Nègre fondamental, chantre de la négritude, grand cri nègre : autant d’attributs lyriques qui accompagnent la poésie épique de Césaire.  » Ma poésie est née de mon action. «  dit-il dans un entretien au Monde. Cette poésie s’est faite plus rare et plus ramassée, plus dense sur la fin de sa vie (Configurations, Noria, 1976) :

 » Quand je me réveille et me sens tout montagne

pas besoin de chercher. On a compris.

Plus Pelée que le temps ne l’explique.

D’autres fois à me tâter tatou, je m’insiste

de toute évidence en Caravelle, étreignant

sans phare tous feux éteints et de flibuste… »

Césaire n’est pas que dans l’obscurité du magma (Moi laminaire, 1982) :

J’habite une blessure sacrée

j’habite des ancêtres imaginaires

j’habite un vouloir obscur

j’habite un long silence

j’habite une soif irrémédiable…

Chronologie

1913 : naissance le 26 juin, commune de Basse-Pointe, Martinique.

1934 : fondation du journal L’Étudiant noir par Césaire, Senghor, Birago Diop, Léon Gontran Damas. Apparition pour la première fois du terme de « Négritude ».

1934 : Admis à l’École Normale Supérieure.

1937 : mariage à une étudiante martiniquaise, Suzanne Roussi.

1939 : acte de naissance de la négritude littéraire avec la publication de Cahier d’un retour au pays natal

1945-2001 : carrière politique, maire pendant 56 ans, député pendant 48 ans.

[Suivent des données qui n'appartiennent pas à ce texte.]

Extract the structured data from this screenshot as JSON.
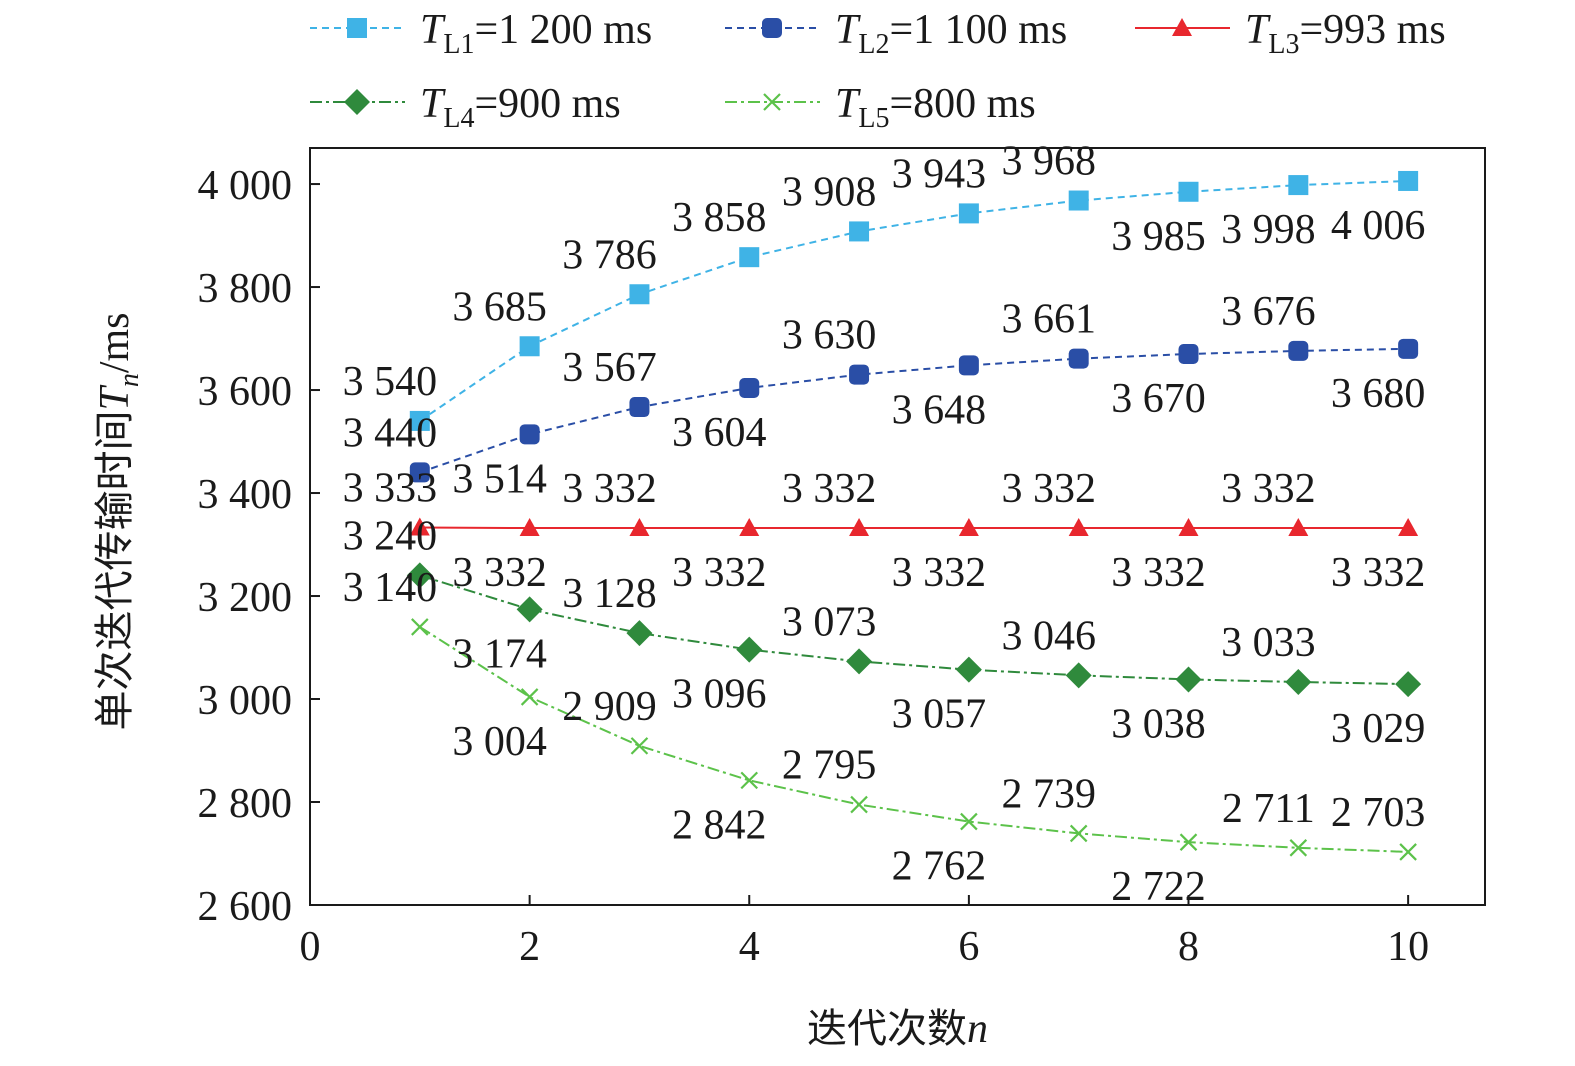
{
  "chart_data": {
    "type": "line",
    "title": "",
    "xlabel": {
      "text": "迭代次数",
      "var": "n"
    },
    "ylabel": {
      "text": "单次迭代传输时间",
      "var": "T",
      "sub": "n",
      "unit": "/ms"
    },
    "xlim": [
      0,
      10.7
    ],
    "ylim": [
      2600,
      4070
    ],
    "xticks": [
      0,
      2,
      4,
      6,
      8,
      10
    ],
    "xtick_labels": [
      "0",
      "2",
      "4",
      "6",
      "8",
      "10"
    ],
    "yticks": [
      2600,
      2800,
      3000,
      3200,
      3400,
      3600,
      3800,
      4000
    ],
    "ytick_labels": [
      "2 600",
      "2 800",
      "3 000",
      "3 200",
      "3 400",
      "3 600",
      "3 800",
      "4 000"
    ],
    "legend_position": "top",
    "x": [
      1,
      2,
      3,
      4,
      5,
      6,
      7,
      8,
      9,
      10
    ],
    "series": [
      {
        "name": "T_L1=1 200 ms",
        "var": "T",
        "sub": "L1",
        "rest": "=1 200 ms",
        "color": "#3fb3e6",
        "marker": "square",
        "dash": "dashed",
        "values": [
          3540,
          3685,
          3786,
          3858,
          3908,
          3943,
          3968,
          3985,
          3998,
          4006
        ],
        "labels": [
          "3 540",
          "3 685",
          "3 786",
          "3 858",
          "3 908",
          "3 943",
          "3 968",
          "3 985",
          "3 998",
          "4 006"
        ],
        "label_pos": [
          "above",
          "above",
          "above",
          "above",
          "above",
          "above",
          "above",
          "below",
          "below",
          "below"
        ]
      },
      {
        "name": "T_L2=1 100 ms",
        "var": "T",
        "sub": "L2",
        "rest": "=1 100 ms",
        "color": "#2a4ea6",
        "marker": "rsquare",
        "dash": "dashed",
        "values": [
          3440,
          3514,
          3567,
          3604,
          3630,
          3648,
          3661,
          3670,
          3676,
          3680
        ],
        "labels": [
          "3 440",
          "3 514",
          "3 567",
          "3 604",
          "3 630",
          "3 648",
          "3 661",
          "3 670",
          "3 676",
          "3 680"
        ],
        "label_pos": [
          "above",
          "below",
          "above",
          "below",
          "above",
          "below",
          "above",
          "below",
          "above",
          "below"
        ]
      },
      {
        "name": "T_L3=993 ms",
        "var": "T",
        "sub": "L3",
        "rest": "=993 ms",
        "color": "#e8272e",
        "marker": "triangle",
        "dash": "solid",
        "values": [
          3333,
          3332,
          3332,
          3332,
          3332,
          3332,
          3332,
          3332,
          3332,
          3332
        ],
        "labels": [
          "3 333",
          "3 332",
          "3 332",
          "3 332",
          "3 332",
          "3 332",
          "3 332",
          "3 332",
          "3 332",
          "3 332"
        ],
        "label_pos": [
          "above",
          "below",
          "above",
          "below",
          "above",
          "below",
          "above",
          "below",
          "above",
          "below"
        ]
      },
      {
        "name": "T_L4=900 ms",
        "var": "T",
        "sub": "L4",
        "rest": "=900 ms",
        "color": "#2f8a3c",
        "marker": "diamond",
        "dash": "dashdot",
        "values": [
          3240,
          3174,
          3128,
          3096,
          3073,
          3057,
          3046,
          3038,
          3033,
          3029
        ],
        "labels": [
          "3 240",
          "3 174",
          "3 128",
          "3 096",
          "3 073",
          "3 057",
          "3 046",
          "3 038",
          "3 033",
          "3 029"
        ],
        "label_pos": [
          "above",
          "below",
          "above",
          "below",
          "above",
          "below",
          "above",
          "below",
          "above",
          "below"
        ]
      },
      {
        "name": "T_L5=800 ms",
        "var": "T",
        "sub": "L5",
        "rest": "=800 ms",
        "color": "#5cc24a",
        "marker": "x",
        "dash": "dashdot",
        "values": [
          3140,
          3004,
          2909,
          2842,
          2795,
          2762,
          2739,
          2722,
          2711,
          2703
        ],
        "labels": [
          "3 140",
          "3 004",
          "2 909",
          "2 842",
          "2 795",
          "2 762",
          "2 739",
          "2 722",
          "2 711",
          "2 703"
        ],
        "label_pos": [
          "above",
          "below",
          "above",
          "below",
          "above",
          "below",
          "above",
          "below",
          "above",
          "above"
        ]
      }
    ]
  }
}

1946 : rapporteur de la loi de départementalisation qui change le statut des colonies françaises d’Amérique et de l’Océan indien en DOM.

1947 : Création de la revue Présence africaine par Alioune Diop. Dans ce premier numéro, signent Césaire, Senghor, Gide, qui en rédige l’avant-propos, Sartre, Wright, Monod, Mounier, Camus.

1950 : Le Discours sur le colonialisme révèle aux Européens le racisme colonial, quelques années après la disparition du nazisme.

1950 : premier voyage en Haïti.

1956 : Césaire rompt avec le Parti Communiste Français après l’invasion de la Hongrie par l’URSS.

À partir de 1956, Césaire s’oriente vers le théâtre. Et les Chiens se taisaient explore les drames de la lutte de décolonisation autour du personnage du Rebelle, esclave qui tue son maître puis tombe victime de la trahison.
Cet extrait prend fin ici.